Why the amendments are proposed?

  1. While upholding the constitutional validity of Aadhaar, the Supreme Court had struck down Section 57 of the Aadhaar Act, 2016 that permitted private entities like telecom companies or other corporate to avail of the biometric Aadhaar data.
  2. Hence to address the issues like recognising the authentification of those who provided Aadhaar as the identity proof, the amendments are brought in by the government.

Criticism

1. Commercial exploitation

  1. The most strident criticisms of the amendment bill have, however, been reserved for the manner in which it has allowed the private sector to regain access to the Aadhaar infrastructure.
  2. The Bill permits the enactment of a new law allowing the use of Aadhaar by private entities so long as a person voluntarily consents to such authentication.
  3. In contrast to SC ruling which unanimously struck down Section 57 insofar as it applied to private entities.
  4. It would be to enable commercial exploitation of an individual biometric and demographic information by the private entities.
  5. Justice Sikri held that the provision which allows private companies the authority to authenticate identity through Aadhaar, even by securing an individual’s informed consent, the clause is disproportionately contravened the right to privacy.
  6. # Section 57 of the Aadhaar Act allowed both the state and private entities to use the programme to establish an individual’s identity pursuant to a law or a contract. It was on this basis that various notifications were issued allowing corporations of different kinds, including telecom operators, e-commerce firms and banks, to use Aadhaar.

2. Violation of FR

  1. The Supreme Court has found that the operation of Aadhaar by private entities violates fundamental rights, there is today no avenue available for fresh legislative intervention, unless the government chooses to amend the Constitution.
  2. The proposed legislative amendments virtually seek to impose Aadhaar as a prerequisite for the availing of certain basic services.
  3. For example, the amendments proposed state that service providers — telecom companies and banks, respectively, — ought to identify their customers by one of four means: authentication under the Aadhaar Act; offline verification under the Aadhaar Act; use of passport; or the use of any other officially valid document that the government may notify.
  4. Given that only a peripheral portion of India’s population possess passports, Aadhaar is effectively made compulsory.

3. Issue of fraud

  • Allowing private corporations to access and commercially exploit the Aadhaar architecture, as we have already seen, comes with disastrous consequences — the evidence of reports of fraud emanating out of seeding Aadhaar with different services is ever-growing.

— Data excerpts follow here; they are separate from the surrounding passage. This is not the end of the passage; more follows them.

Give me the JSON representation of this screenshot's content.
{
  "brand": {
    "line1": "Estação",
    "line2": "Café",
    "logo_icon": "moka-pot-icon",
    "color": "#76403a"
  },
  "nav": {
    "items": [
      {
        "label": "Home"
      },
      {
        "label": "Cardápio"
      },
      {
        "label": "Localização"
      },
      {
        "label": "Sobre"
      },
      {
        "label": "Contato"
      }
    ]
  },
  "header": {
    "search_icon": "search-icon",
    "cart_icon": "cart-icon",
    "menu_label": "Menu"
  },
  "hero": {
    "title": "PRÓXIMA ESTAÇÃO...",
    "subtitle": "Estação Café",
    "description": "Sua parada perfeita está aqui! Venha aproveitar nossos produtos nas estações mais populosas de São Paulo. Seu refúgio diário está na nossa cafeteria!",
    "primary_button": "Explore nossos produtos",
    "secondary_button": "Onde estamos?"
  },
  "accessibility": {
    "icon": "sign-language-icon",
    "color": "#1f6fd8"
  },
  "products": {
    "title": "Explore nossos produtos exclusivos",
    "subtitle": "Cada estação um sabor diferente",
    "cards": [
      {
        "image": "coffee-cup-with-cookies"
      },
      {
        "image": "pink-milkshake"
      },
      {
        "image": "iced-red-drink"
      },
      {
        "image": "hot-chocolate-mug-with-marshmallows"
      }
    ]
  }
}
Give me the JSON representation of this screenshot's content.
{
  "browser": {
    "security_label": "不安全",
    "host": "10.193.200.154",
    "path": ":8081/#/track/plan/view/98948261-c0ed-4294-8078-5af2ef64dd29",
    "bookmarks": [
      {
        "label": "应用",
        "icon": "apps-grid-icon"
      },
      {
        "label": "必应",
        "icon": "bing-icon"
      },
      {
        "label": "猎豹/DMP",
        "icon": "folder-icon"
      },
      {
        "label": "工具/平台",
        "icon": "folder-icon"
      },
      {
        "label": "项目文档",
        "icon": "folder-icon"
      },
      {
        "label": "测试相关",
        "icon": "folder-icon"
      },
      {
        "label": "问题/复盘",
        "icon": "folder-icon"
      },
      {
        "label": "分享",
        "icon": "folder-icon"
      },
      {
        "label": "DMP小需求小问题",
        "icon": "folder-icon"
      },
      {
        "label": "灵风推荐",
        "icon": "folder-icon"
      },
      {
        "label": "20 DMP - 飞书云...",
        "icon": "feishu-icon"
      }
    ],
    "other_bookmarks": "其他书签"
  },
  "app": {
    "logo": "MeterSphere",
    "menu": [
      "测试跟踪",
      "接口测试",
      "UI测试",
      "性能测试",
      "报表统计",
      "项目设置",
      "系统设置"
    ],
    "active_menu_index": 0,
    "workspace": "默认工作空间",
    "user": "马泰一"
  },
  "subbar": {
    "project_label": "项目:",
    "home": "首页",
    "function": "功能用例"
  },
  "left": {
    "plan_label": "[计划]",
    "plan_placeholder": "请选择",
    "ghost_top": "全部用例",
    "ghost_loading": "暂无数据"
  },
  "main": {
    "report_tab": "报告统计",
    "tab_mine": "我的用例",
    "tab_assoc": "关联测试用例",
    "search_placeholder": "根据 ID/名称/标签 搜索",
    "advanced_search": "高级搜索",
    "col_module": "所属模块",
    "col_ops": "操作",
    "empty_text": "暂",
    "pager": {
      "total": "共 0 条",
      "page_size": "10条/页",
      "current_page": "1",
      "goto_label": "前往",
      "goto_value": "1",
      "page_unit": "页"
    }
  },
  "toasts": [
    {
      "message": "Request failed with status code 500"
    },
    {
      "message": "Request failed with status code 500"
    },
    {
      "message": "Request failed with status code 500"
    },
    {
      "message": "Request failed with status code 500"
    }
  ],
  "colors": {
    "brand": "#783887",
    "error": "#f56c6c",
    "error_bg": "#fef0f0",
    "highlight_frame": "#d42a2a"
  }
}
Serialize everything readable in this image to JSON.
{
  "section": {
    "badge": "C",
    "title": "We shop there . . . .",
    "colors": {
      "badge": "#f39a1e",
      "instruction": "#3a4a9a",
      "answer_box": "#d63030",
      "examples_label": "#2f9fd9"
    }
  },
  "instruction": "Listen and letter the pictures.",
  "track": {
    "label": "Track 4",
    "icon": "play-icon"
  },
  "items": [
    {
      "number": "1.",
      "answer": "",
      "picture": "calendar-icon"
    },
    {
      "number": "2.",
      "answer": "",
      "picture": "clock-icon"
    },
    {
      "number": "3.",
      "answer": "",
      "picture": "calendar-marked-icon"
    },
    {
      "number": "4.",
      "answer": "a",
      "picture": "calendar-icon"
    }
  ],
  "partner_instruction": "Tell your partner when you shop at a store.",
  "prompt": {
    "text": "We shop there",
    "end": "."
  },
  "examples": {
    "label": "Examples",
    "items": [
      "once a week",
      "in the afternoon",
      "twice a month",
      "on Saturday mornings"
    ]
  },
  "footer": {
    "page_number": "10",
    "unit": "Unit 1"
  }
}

4. Disregard to SC judgement

  1. The Supreme Court declared the Section 33(2) as unconstitutional, which allowed an officer of the rank of Joint Secretary to the Government of India to direct disclosure of Aadhaar information in the “interest of national security”
  2. The Bill, merely seeks to substitute the words “Joint Secretary” with “Secretary” in Section 33(2), completely disregarding the Supreme Court’s order demanding inquiry.